隨著現代的科技進步迅速，越來越多的人機互動產品充斥在我們生活周遭，例如智慧語音助手，智慧型手表以及自駕車等。當這些產品在與使用者互動時，若能加入對於使用者的情緒辨識為資訊，可以使這些產品更為人性化，增加互動過程中的舒適感。現今有許多關於情緒辨識的研究，而在現在的語音情緒辨識中，多數系統使用強大的模型來取得特徵，而忽略了對於語音情緒辨識很重要的韻律特徵。
本論文利用自動編碼器正確地從語音中抽取聲音的主要組成作為較為直觀的傳統韻律特徵，與強大的語音模型所抽取的特徵做結合，且使用多目標訓練的機制來讓語音模型抽取出的特徵含有未被當成輸入資訊的文字特徵，也讓語音分解模型壓縮出更加包含情緒資訊的韻律特徵。
與語音模型抽出的特徵不同，語音分解需要精準地控制各個編碼器使對應的輸出包含我們所期望的資訊，本論文著重於如何正確的分解出四種聲音的組成，使語音情緒辨識系統能夠獲得更為仔細分解過的韻律特徵。
從最後實驗可看出，相較於只使用語音模型的單目標情緒辨識系統，本論文提出的語音情緒辨識系統準確率可達到77.5%，在各架構中表現突出，並且還獲得自動語音辨識作為副產物。證明本論文提出的語音模型混合韻律特徵的多目標情緒辨識模型，不論在語音模型特徵與韻律特徵的混合，或者是多目標輔助的情緒辨識上，都能有很好的效果。

With the vast improvement of modern technology, our daily lives are surrounded by large amounts of Human-Computer Interaction products, like virtual assistants, smart watches, and self-driving cars to name a few. When users are interacting with these products, the addition of the user’s emotion information can allow these products’ response to be more natural and improve the comfortability during these interactions. Nowadays, there are lots of research surrounding the topic of emotion recognition, most speech emotion recognition systems use a powerful model to extract the features, but neglect to utilize a very important part of emotion recognition which is the prosodic features.
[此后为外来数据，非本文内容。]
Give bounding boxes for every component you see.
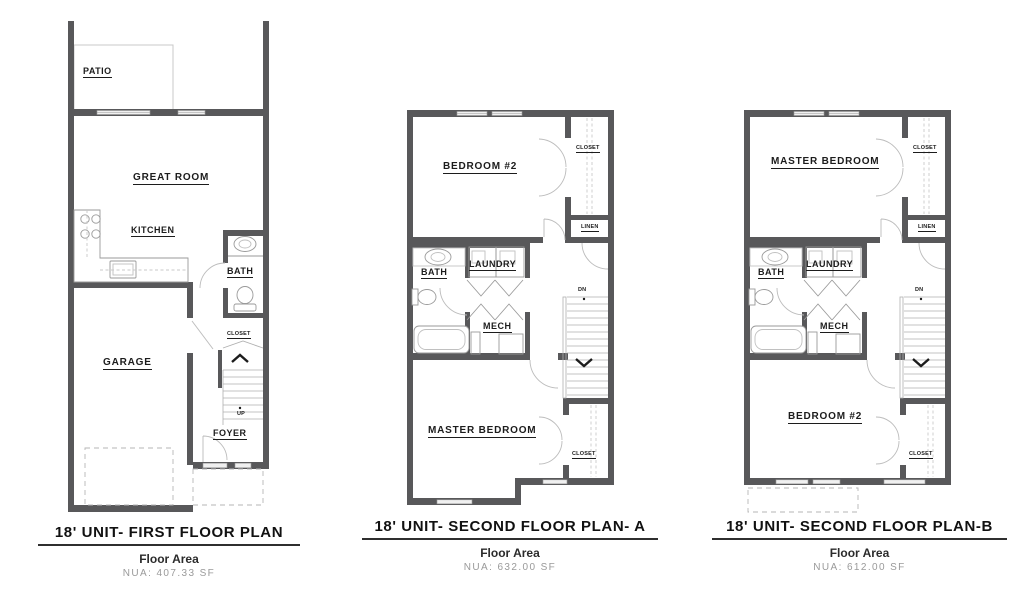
room-label-kitchen: KITCHEN bbox=[131, 226, 175, 237]
mech-equipment-icon bbox=[471, 332, 480, 354]
room-label-bedroom2: BEDROOM #2 bbox=[443, 162, 517, 174]
closet-door-icon bbox=[223, 341, 263, 348]
bath-fixtures bbox=[412, 248, 469, 353]
plan-first-floor: PATIO GREAT ROOM KITCHEN BATH CLOSET GAR… bbox=[55, 5, 285, 515]
room-label-garage: GARAGE bbox=[103, 358, 152, 370]
stairs-down-icon bbox=[900, 297, 945, 398]
room-label-closet-bottom: CLOSET bbox=[572, 452, 596, 459]
room-label-closet-top: CLOSET bbox=[913, 146, 937, 153]
roof-outline-dashed bbox=[748, 488, 858, 512]
stairs-down-icon bbox=[563, 297, 608, 398]
plan-title: 18' UNIT- SECOND FLOOR PLAN-B bbox=[712, 518, 1007, 540]
master-closet-door-arc bbox=[539, 417, 562, 440]
room-label-mech: MECH bbox=[483, 322, 512, 333]
hall-door-arc bbox=[919, 243, 945, 269]
nua-value: NUA: 407.33 SF bbox=[38, 568, 300, 579]
room-label-mech: MECH bbox=[820, 322, 849, 333]
stair-start-dot bbox=[239, 407, 241, 409]
plan-second-floor-b: MASTER BEDROOM CLOSET LINEN BATH LAUNDRY… bbox=[742, 100, 954, 515]
room-label-up: UP bbox=[237, 412, 245, 418]
room-label-bath: BATH bbox=[421, 268, 447, 279]
room-label-laundry: LAUNDRY bbox=[806, 260, 853, 271]
bath-fixtures bbox=[749, 248, 806, 353]
caption-second-floor-b: 18' UNIT- SECOND FLOOR PLAN-B Floor Area… bbox=[712, 518, 1007, 573]
room-label-closet: CLOSET bbox=[227, 332, 251, 339]
nua-value: NUA: 632.00 SF bbox=[362, 562, 658, 573]
stair-start-dot bbox=[920, 298, 922, 300]
closet-rod-dashed bbox=[924, 118, 933, 477]
room-label-dn: DN bbox=[915, 288, 923, 294]
plan-second-floor-a: BEDROOM #2 CLOSET LINEN BATH LAUNDRY MEC… bbox=[405, 100, 617, 515]
dashed-outlines bbox=[85, 448, 263, 505]
plan-title: 18' UNIT- FIRST FLOOR PLAN bbox=[38, 524, 300, 546]
room-label-closet-top: CLOSET bbox=[576, 146, 600, 153]
closet-double-door-arc bbox=[539, 139, 566, 167]
stair-start-dot bbox=[583, 298, 585, 300]
mech-equipment-icon bbox=[808, 332, 817, 354]
plan-title: 18' UNIT- SECOND FLOOR PLAN- A bbox=[362, 518, 658, 540]
closet-door-arc bbox=[876, 417, 899, 440]
bath-door-arc bbox=[777, 288, 804, 315]
garage-door-dashed bbox=[85, 448, 173, 505]
room-label-bath: BATH bbox=[227, 267, 253, 278]
room-label-linen: LINEN bbox=[581, 225, 599, 232]
master-door-arc bbox=[867, 360, 895, 388]
room-label-bedroom2: BEDROOM #2 bbox=[788, 412, 862, 424]
closet-double-door-arc bbox=[876, 139, 903, 167]
nua-value: NUA: 612.00 SF bbox=[712, 562, 1007, 573]
kitchen-counter-icon bbox=[74, 210, 188, 282]
room-label-foyer: FOYER bbox=[213, 429, 247, 440]
stove-burner-icon bbox=[81, 215, 89, 223]
room-label-bath: BATH bbox=[758, 268, 784, 279]
room-label-dn: DN bbox=[578, 288, 586, 294]
room-label-laundry: LAUNDRY bbox=[469, 260, 516, 271]
door-arcs bbox=[440, 139, 608, 464]
hall-door-leaf bbox=[192, 321, 213, 349]
bath-door-arc bbox=[200, 263, 225, 288]
toilet-icon bbox=[237, 287, 253, 304]
room-label-master-bedroom: MASTER BEDROOM bbox=[771, 157, 879, 169]
toilet-icon bbox=[418, 290, 436, 305]
up-arrow-icon bbox=[232, 355, 248, 362]
room-label-closet-bottom: CLOSET bbox=[909, 452, 933, 459]
room-label-great-room: GREAT ROOM bbox=[133, 173, 209, 185]
hall-door-arc bbox=[582, 243, 608, 269]
patio-outline bbox=[74, 45, 173, 113]
floor-area-label: Floor Area bbox=[38, 552, 300, 566]
bedroom-door-arc bbox=[881, 219, 902, 240]
bath-door-arc bbox=[440, 288, 467, 315]
closet-rod-dashed bbox=[587, 118, 596, 477]
toilet-icon bbox=[755, 290, 773, 305]
floor-area-label: Floor Area bbox=[712, 546, 1007, 560]
room-label-linen: LINEN bbox=[918, 225, 936, 232]
caption-first-floor: 18' UNIT- FIRST FLOOR PLAN Floor Area NU… bbox=[38, 524, 300, 579]
room-label-patio: PATIO bbox=[83, 67, 112, 78]
floorplan-sheet: PATIO GREAT ROOM KITCHEN BATH CLOSET GAR… bbox=[0, 0, 1024, 590]
stoop-dashed bbox=[193, 469, 263, 505]
plan-first-floor-drawing bbox=[55, 5, 285, 515]
room-label-master-bedroom: MASTER BEDROOM bbox=[428, 426, 536, 438]
master-door-arc bbox=[530, 360, 558, 388]
floor-area-label: Floor Area bbox=[362, 546, 658, 560]
bedroom-door-arc bbox=[544, 219, 565, 240]
caption-second-floor-a: 18' UNIT- SECOND FLOOR PLAN- A Floor Are… bbox=[362, 518, 658, 573]
kitchen-sink-icon bbox=[110, 261, 136, 278]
This thesis uses an autoencoder to correctly extract the components of speech to use as a more straightforward traditional prosodic feature, combined with powerful model extracted features, we also employ multi-task learning methods to enrich the features, including textual data from the speech model and emotion rich prosodic features from the speech decomposition model.
Unlike the speech model extracted features, speech decomposition needs to precisely control the outputs of each encoder to contain the data we desire, this thesis focuses on correctly decomposing the components of speech, allowing the speech emotion recognition system to acquire carefully decomposed prosodic features.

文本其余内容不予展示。